Deng departed from diplomatic business as usual on a U.S. visit in 1979, when he donned a cowboy hat and went to a rodeo. Whether the gesture had some deeper meaning is anyone’s guess.
Deng later became known for the economic policies that opened communist China to foreign investment and the global capitalist marketplace. He also oversaw human rights atrocities in China, including the 1989 crackdown on pro-democracy demonstrators in Tiananmen Square.
As the Obama administration searches for clues from Mr. Xi’s background, a recent Congressional Research Service report noted that he spent 17 years “rising through the ranks of economically dynamic Fujian Province.” He also paid his political dues from 2002 to 2007 in “Zhejiang Province, an export hub known for its freewheeling private businesses.”
Such experiences could come in handy for Mr. Xi’s future efforts to maintain Chinese economic growth in an era of global market insecurity.
Former Secretary of State Henry Kissinger told the Wall Street Journal last year that Mr. Xi is “more assertive than Hu Jintao.”
“When he enters a room, you know there’s a significant presence here,” Mr. Kissinger said.
How that affects his approach to the major issues facing China, including ethnic unrest in the western regions of Xinjiang and Tibet as well as the growing social inequalities and potential food and water shortages for the nation’s 1.3 billion people, is not known.
The extent to which he may expand or pull back from China’s recently intensified crackdown on dissidents also remains to be seen.
Answers to such questions, along with Mr. Xi’s take on Chinese ambitions for military supremacy in Southeast Asia, won’t become clear during his visit, said Kerry Brown, an Asia specialist at Chatham House, the London-based foreign policy think tank.
The goal, said Mr. Brown, is for “American leaders to get to know Mr. Xi, to build the kind of relationship where, when there is a massive disaster on a Sunday night, he can pick up the phone to the American president and the American president can pick up the phone to him.”
But comments by Mr. Xi suggest his assertiveness may sway how China deals with the rest of the world.
“Some bored foreigners have nothing better to do than point their fingers at our affairs,” Mr. Xi said in 2009, as Western leaders pressured Beijing to take a more responsible role in the global economic crisis.
“China does not, first, export revolution, second, export poverty and hunger, and third, cause unnecessary trouble,” he said. “What else is there to say?”

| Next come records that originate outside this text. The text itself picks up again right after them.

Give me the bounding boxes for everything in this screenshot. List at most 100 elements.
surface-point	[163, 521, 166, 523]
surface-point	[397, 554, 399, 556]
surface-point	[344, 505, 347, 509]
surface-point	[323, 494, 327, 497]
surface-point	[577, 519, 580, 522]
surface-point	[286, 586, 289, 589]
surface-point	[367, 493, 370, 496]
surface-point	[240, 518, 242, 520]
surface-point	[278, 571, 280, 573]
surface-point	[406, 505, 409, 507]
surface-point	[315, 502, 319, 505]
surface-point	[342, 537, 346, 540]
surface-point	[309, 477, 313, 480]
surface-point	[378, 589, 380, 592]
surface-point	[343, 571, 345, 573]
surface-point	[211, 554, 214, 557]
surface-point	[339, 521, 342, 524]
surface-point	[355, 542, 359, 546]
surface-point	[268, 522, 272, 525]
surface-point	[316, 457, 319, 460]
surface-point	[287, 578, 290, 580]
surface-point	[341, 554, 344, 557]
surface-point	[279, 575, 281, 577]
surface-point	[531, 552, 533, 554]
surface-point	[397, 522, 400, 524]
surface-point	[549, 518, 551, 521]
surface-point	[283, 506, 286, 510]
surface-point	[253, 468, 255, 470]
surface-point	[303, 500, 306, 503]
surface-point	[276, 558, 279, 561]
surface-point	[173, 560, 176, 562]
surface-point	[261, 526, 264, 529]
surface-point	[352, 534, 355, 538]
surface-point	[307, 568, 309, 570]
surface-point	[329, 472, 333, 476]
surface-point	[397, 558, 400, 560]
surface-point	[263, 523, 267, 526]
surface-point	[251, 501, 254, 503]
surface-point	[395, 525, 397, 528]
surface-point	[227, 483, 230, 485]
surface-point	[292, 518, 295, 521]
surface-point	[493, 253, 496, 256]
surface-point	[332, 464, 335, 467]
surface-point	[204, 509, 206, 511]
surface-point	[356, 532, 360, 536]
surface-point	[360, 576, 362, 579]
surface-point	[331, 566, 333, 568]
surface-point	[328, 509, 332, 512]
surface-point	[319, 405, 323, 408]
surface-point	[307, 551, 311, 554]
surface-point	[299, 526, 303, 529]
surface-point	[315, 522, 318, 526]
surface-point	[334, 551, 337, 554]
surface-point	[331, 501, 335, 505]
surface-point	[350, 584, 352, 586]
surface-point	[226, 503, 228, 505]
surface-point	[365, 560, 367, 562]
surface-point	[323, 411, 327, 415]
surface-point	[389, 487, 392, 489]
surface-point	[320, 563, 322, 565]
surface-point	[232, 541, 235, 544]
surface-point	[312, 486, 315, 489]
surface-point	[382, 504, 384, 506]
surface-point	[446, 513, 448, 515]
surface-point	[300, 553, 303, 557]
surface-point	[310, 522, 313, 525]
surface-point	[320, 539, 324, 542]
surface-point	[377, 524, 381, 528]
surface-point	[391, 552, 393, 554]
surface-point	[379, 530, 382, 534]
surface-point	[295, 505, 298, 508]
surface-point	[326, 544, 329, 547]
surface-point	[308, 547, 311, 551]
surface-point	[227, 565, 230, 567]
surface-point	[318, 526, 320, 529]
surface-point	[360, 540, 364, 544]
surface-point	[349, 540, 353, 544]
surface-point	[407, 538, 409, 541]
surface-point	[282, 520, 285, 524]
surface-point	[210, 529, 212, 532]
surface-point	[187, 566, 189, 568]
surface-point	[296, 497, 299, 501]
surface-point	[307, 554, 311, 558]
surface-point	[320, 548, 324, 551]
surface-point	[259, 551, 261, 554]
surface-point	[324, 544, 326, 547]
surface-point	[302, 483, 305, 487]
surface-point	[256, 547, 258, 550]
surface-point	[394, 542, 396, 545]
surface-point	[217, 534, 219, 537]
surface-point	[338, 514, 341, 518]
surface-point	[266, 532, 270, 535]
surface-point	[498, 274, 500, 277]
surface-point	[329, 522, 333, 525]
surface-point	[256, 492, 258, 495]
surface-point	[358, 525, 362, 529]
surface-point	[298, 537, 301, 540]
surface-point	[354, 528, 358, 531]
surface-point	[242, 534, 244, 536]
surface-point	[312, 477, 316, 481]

Analysts say such brashness should not overshadow his charisma, as they point to Mr. Xi’s upbringing as a source of the success he has had as a Communist Party boss.
His father was close with former revolutionary and dictator Mao Zedong, a distinction that makes Mr. Xi a “princeling” in Chinese political parlance.

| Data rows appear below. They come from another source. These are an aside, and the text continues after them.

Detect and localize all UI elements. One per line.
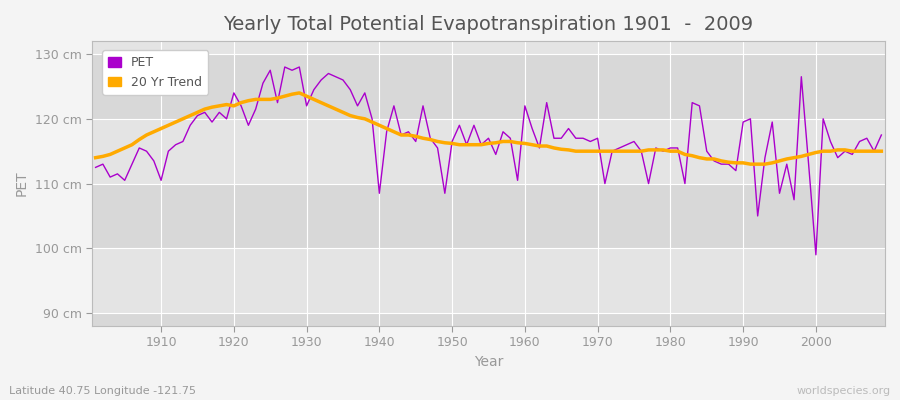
Bar — [92, 184, 885, 248]
X-axis label: Year: Year — [473, 355, 503, 369]
Legend: PET, 20 Yr Trend: PET, 20 Yr Trend — [103, 50, 208, 95]
Text: Latitude 40.75 Longitude -121.75: Latitude 40.75 Longitude -121.75 — [9, 386, 196, 396]
Bar — [92, 54, 885, 119]
Y-axis label: PET: PET — [15, 171, 29, 196]
Bar — [92, 119, 885, 184]
Title: Yearly Total Potential Evapotranspiration 1901  -  2009: Yearly Total Potential Evapotranspiratio… — [223, 15, 753, 34]
Bar — [92, 313, 885, 326]
Bar — [92, 41, 885, 54]
Text: worldspecies.org: worldspecies.org — [796, 386, 891, 396]
Bar — [92, 248, 885, 313]
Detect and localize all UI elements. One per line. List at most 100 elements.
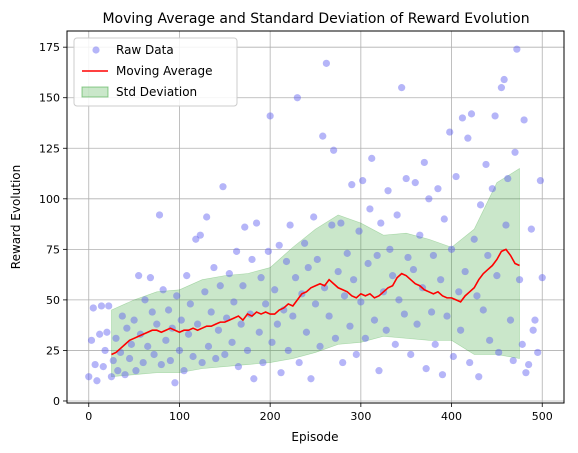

But unlike that of other children of former leaders, Mr. Xi’s past has a twist: Mao purged Mr. Xi’s father from politics during the early 1960s and sent him to prison, condemning the Xi family to hardship. As a boy, Mr. Xi spent several years struggling in the ragged hills of northern China. His luck changed when Deng released his father. In the late 1970s, he earned a degree in chemistry from Beijing’s prestigious Tsinghua University.
After a brief stint as a general’s aide with the People’s Liberation Army, he was sent into politics in a heavily agricultural zone outside Beijing - a move that eventually found him in charge of a farming delegation headed for Iowa.
The trip was a collaboration with Iowa political and business leaders who set up the Chinese with local families.
“Someone asked me if we had chopsticks, and I thought, ’My goodness, no, and where would I have ever gotten them in Muscatine, Iowa, at the time? ” said Eleanor Dvorchak, who hosted Mr. Xi in the bedroom left empty by her two sons who were off at college.
Mrs. Dvorchak called it “quite an honor” to be one of a small group with whom Mr. Xi has requested to meet this week.
“He was a very polite and very serious young man, and he knew what his job was here at the time and was totally devoted to it,” she said.